Some guys get all the gals, right? Pity them!
King Solomon is purported to have had 700 wives and 300 concubines, he surely must have experienced being nagged.
I surmised in a novel excerpt, based on his proverb, the answer he gave Bilqis, the Queen of Sheba what he did when his wives nagged him. The novel is a contemporary application of a story form to promote understanding of proverbs and ancient wise sayings in relation to our modern times. (continued here)
Supposedly, the guy with a harem or the “successful” philanderer is having a great time. Such a man is more likely to be lonely. His only “success” is in making one woman after another upset with him. A wise man knows one woman is enough; two or more is just trouble.
Ha! A fun reblog, Tom. I simply do not understand the fantasy, the desire, or whatever it is that would lead one to want so many wives!

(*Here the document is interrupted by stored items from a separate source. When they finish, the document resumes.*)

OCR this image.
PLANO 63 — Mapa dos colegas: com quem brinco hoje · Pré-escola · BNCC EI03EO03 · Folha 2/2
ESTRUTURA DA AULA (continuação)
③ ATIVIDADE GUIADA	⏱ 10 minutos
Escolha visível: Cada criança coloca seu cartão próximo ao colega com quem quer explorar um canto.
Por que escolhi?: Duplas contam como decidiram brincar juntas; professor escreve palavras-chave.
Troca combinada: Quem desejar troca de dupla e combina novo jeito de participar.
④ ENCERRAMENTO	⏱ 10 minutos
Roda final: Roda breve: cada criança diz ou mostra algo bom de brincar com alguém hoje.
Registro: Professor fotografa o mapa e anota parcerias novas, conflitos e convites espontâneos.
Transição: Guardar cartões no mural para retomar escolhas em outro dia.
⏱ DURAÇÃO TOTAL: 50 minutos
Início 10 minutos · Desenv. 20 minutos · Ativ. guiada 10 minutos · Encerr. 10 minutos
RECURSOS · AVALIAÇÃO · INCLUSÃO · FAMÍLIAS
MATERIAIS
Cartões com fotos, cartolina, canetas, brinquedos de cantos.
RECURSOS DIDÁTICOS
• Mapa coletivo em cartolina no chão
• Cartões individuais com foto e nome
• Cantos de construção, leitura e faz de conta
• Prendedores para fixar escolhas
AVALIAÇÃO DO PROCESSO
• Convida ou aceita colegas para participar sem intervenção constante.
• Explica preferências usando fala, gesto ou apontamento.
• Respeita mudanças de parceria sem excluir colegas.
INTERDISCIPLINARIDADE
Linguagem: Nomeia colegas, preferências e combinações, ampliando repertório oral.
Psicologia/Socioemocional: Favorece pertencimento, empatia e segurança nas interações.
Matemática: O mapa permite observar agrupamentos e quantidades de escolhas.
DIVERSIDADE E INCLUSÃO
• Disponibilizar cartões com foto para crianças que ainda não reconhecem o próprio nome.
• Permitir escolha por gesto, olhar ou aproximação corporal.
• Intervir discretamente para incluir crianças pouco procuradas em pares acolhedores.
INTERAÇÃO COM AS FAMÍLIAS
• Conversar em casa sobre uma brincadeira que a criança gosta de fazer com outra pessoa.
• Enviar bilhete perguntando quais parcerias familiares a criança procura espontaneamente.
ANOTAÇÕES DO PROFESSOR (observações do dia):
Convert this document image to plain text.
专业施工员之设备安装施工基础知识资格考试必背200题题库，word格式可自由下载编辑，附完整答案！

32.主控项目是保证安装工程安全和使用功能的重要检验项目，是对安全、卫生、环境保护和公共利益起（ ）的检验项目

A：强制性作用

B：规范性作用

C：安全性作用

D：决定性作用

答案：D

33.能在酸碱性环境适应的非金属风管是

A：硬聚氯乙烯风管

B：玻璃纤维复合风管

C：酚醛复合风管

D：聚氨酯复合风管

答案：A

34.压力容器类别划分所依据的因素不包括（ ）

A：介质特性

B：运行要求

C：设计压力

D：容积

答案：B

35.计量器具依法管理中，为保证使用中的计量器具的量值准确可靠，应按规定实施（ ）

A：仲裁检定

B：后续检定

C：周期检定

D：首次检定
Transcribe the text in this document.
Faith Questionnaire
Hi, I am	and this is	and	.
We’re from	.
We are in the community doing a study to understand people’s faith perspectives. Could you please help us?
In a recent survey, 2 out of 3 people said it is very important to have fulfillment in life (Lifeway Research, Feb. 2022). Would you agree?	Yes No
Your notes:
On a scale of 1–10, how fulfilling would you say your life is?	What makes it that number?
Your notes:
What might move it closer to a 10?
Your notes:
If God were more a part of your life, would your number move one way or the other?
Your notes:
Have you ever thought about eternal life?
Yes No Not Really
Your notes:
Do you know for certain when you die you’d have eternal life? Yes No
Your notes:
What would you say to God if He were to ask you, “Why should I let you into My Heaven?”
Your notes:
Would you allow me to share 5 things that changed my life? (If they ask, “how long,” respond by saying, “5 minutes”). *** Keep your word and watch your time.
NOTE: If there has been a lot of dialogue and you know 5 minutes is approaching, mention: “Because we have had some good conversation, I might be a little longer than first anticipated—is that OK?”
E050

I know a couple whose parents where both divorced and remarried multiple times, and they themselves were each on their 3rd marriage. When they met they realized the number of relationships that had impacted them was phenomenal, both good and bad. We all bring baggage with us right? They had truckloads of historical luggage to unpack. Anyway, they are still married today and seem happy, they just drew a really clear picture for me of why we might want to keep our inner circle small and our relationships simple.
@IB
Why do we need to keep our inner circle small? We are finite. We cannot be infinitely loyal and loving. We can only give our best to one person. Jesus described the problem of divided loyalties this way.
Here Jesus describes the problem of putting an idol, mammon, before God, loving riches more than our Creator. Similarly, marriage requires a couple to put their love for each other BEFORE their love for anyone else (except God). Wisdom requires that a couple make this choice before they become one.
Love defines our loyalties. When everything becomes about me, love of self, loyalty becomes meaningless, and tribalism becomes a term of derision. Yet the term tribalism speaks of our loyalty to our extended family. Is there something wrong with the love we have for our relations? Doesn’t this love stem from the love we have for our parents?
If we love all men and women as our brothers and sisters, don’t we do so because we all have the same Father, our Creator? Is this not why the Bible speaks of our adoption into the family of God?
What then is wrong with multiple marriages? Why shouldn’t we give our love freely? Why do multiple marriages pull a man or a woman apart inside? We innately want to love, to be loyal to someone outside of our self. When we establish multiple marriages — unions — we have no way of resolving the conflicts, the confused loyalties, that must result. Because we are finite, we must choose. We cannot put everyone first.
Tom, Thanks for the reblog and commentary.
700 wives and 300 concubines is beyond my comprehension.
Regards and goodwill blogging..
Yet the fantasy lives on. 😆
I have a friend who was a teacher in Kuwait for about three years. She said most of the wives in those polygamous marriages hated each other, and had to be separated (a different floor in the home or different homes for each of them). The families were not close either, there was an intense amount of sibling rivalry, and the father’s affections were selective (which the Bible also details).
@Liz
The Bible never comes out and says it. It just tells stories, and those stories make it obvious that polygamy is a horrible idea, a fantasy that inevitably goes wrong.